“Centonove” 8.10.2015
IL CACCIATORE RCOPERTO DI CAMPANELLI
Un giornalista (fallito) di buona estrazione borghese è in una cella di
manicomio. Perché ci è finito? Il romanzo
- scritto in forma autobiografica – è il tentativo di risposta
narrativa. E scorre per intero sul registro linguistico
paradossale-ma-non-troppo della lucida follia, del matto che appare tale
essenzialmente perché non accetta la follia abituale su cui si adagiano i così
detti sani. Una mamma possessiva, una sorella anaffettiva, uno psichiatra
prigioniero dei parametri della ‘normalità’ sono solo alcuni dei fattori che
portano il protagonista - il
signor “B” – alla ribellione interiore, alla trasgressione esteriore e infine
alla detenzione. Egli sembra stritolato dalla contraddizione fra la sua
antropologia pessimista (“E’ caratteristico dell’uomo normale pensare soltanto
al proprio piacere, coltivare l’indifferenza e nuocere al prossimo senza
neppure accorgersene”) e l’aspirazione a un mondo diverso e migliore (“un modo
di vivere dal quale siano esclusi l’ingiustizia, la sciocchezza e la strage
degli innocenti”). Vuole attraversare questa contraddizione lacerante con le
sole armi della ragione (ritenendo falso, illusorio e deprimente tutto ciò che
denominiano “amore”) e finisce con l’essere “condotto all’assurdo da un eccesso
di ragione”. O, per lo meno, dall’essere così considerato dal contesto sociale
che preferisce l’ordine alla giustizia (proprio come il Dottor “A” il cui mondo
era “ordinato come l’armadio della biancheria di una borghese”, senza la minima
“mescolanza tra le mutande e le camicie, tra le calze e i fazzoletti”).
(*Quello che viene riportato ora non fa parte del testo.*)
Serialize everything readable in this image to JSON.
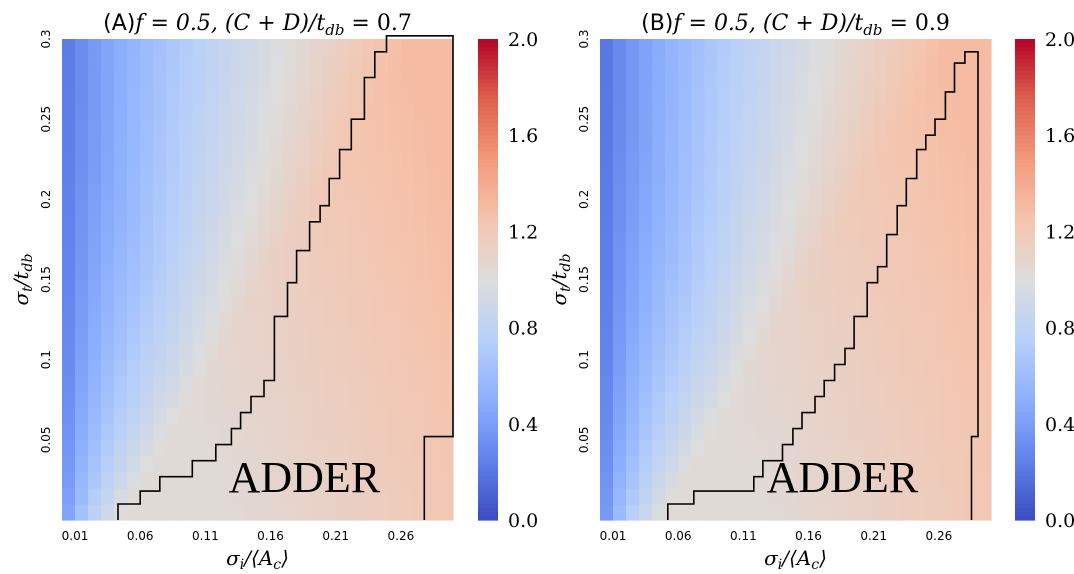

Il cacciatore ricoperto di campanelli
(Stampa Alternativa, Viterbo 2015, pp. 175, euro 14,00) non è un inedito. Era
già uscito, per i tipi della Mondadori, nel 1990 riscontrando un certo successo
per la somma di due motivazioni principali: lo stile, sanguigno e assai poco
accademico, e l’autore. Questi, infatti, era un siciliano - Giuseppe Lo Presti – che aveva
scritto il romanzo in carcere, dove era stato rinchiuso per varie azioni
criminali (compiute come militante del gruppo di estrema destra NAR) e da cui
uscirà qualche anno - dopo la pubblicazione dell’unica sua opera edita - per
gravi ragioni di salute che lo porteranno alla tomba, trentasettenne, nel 1995.
Ma è chiaro che, adesso, le vicende personali dell’autore non possono più
influenzare la sorte del libro: che vale ciò che vale indipendentemente dal
“luogo” in cui è stato concepito e generato.
Se oggi possiamo ritrovare in circolazione
quel testo letterario (abbinato all’inedito Vittorino
testa di bue, altro romanzo breve meritoriamente strappato all’oblìo) lo
dobbiamo a Salvatore Mugno che – scrittore egli stesso – non si stanca di
riportare alla luce, mettendole a disposizione di un più vasto pubblico, opere
poco conosciute o ingiustamente dimenticate. Egli ha inoltre arricchito questa
nuova edizione con un ampio saggio critico che dà conto anche dei giudizi
lusinghieri espressi da autorevoli lettori come Aldo Busi e Geno Pampaloni.